D. Koutsoumpas ha affermato sul valore del voto per il KKE: "Il KKE è una garanzia che il popolo non sarà ingannato di nuovo. Non deve soccombere al ricatto e alle illusioni.

"E' necessario che il KKE sia forte ovunque perché è l'unico oppositore reale avverso ai monopoli e al loro potere, all'UE dei memorandum permanenti, ai governi antipopolari. Dopo le elezioni ci sarà un governo, giacché molti partiti e formazioni hanno la volontà di contribuire ad esso. Per il popolo la cosa importante è che il KKE sia forte, affinché il popolo stesso sia forte.

"Già avete conosciuto il KKE come una forza stabile, incrollabile davanti ad ogni attacco antioperaio e antipopolare. Sapete quello che ha fatto il KKE, solido baluardo dell'opposizione operaia e popolare, dentro e fuori il parlamento durante gli ultimi 3 anni, dalle elezioni del 2012.

"Ovunque si può notare il contributo e l'impatto della lotta dei comunisti. Sapete che la diminuzione dell'influenza elettorale del KKE ha avuto un impatto negativo nella dinamica e nel carattere di massa del movimento operaio e popolare.

"Tuttavia, il KKE non si è dato per vinto. Ha appoggiato i lavoratori salariati, i contadini, i lavoratori autonomi, i pensionati, gli studenti, per il diritto alla salute, alla sicurezza sociale, alla pensione, all'istruzione, alla protezione dei redditi, al diritto alla casa, contro i prestiti usurai e le imposte insopportabili.

"Il KKE non ha mai mentito al popolo. Ci rivolgiamo soprattutto a voi che pensate giustamente che la situazione non può continuare così, che 'devono andarsene'. Il governo attuale deve esser condannato rifiutando la strategia dell'UE e del capitale. Allo stesso tempo, non si deve eleggere un altro governo che attui la stessa strategia, con alcune differenze insignificanti per il popolo.

"Oggi, si può vedere chiaramente che il leader di SYRIZA, con le credenziali che dà al capitale e agli organismi imperialisti, sta tagliando ogni legame con la storia del movimento popolare. In questo modo fornisce peraltro l'opportunità alle forze più reazionarie di calunniare le tradizioni militanti del nostro popolo.
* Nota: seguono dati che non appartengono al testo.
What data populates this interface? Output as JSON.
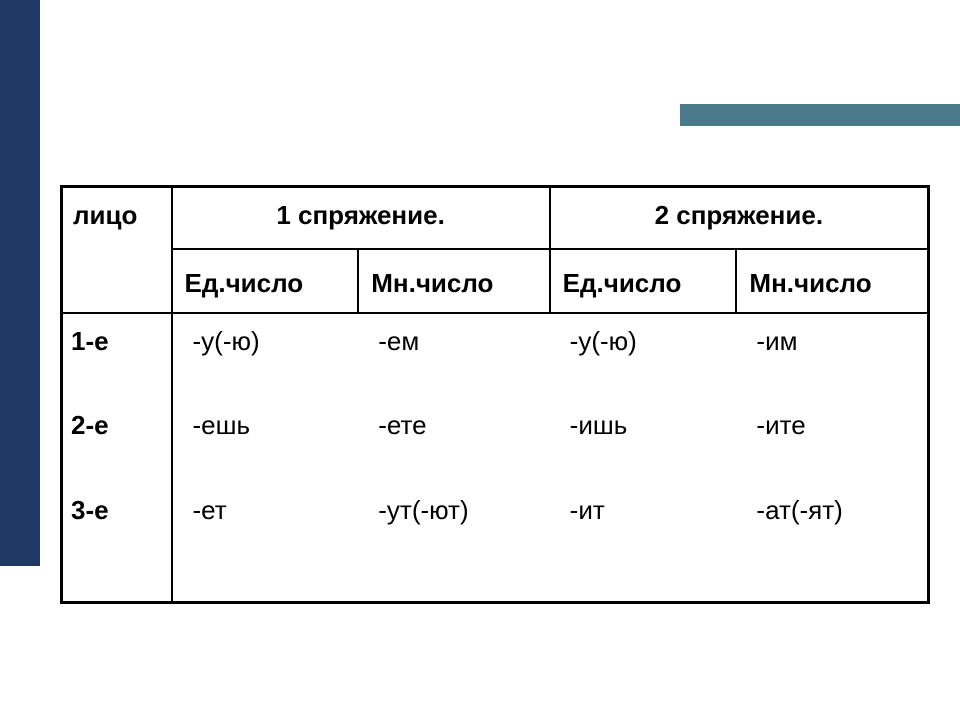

Sta prendendo rapidamente il posto della nuova socialdemocrazia, e anche in versione peggiore, perché le condizioni del capitalismo e la situazione del movimento operaio sono peggiori.

"Il KKE è un appoggio costante per il popolo. Tutto quello che ha conquistato il popolo, lo ha conquistato attraverso le lotte con il KKE in prima linea. Quando il movimento e il KKE si sono indeboliti, anche il popolo ha subito perdite.

"Pensate quale sarà la forza che domani sarà a fianco del popolo, in prima linea nella lotta per il salario, il lavoro, i diritti.

"Il KKE fa un appello ai giovani che si preoccupano della situazione, ai lavoratori, ai pensionati, a coloro che non si conformano alla miseria e al disfattismo, di unire le forze con il Partito. Chiama a votare e a rafforzare il KKE ovunque. Affinché si rafforzi il popolo, la sua resistenza e la lotta, affinché cresca l'Alleanza Popolare contro i monopoli e il capitalismo, e si apra così il cammino della prospettiva del potere operaio e popolare".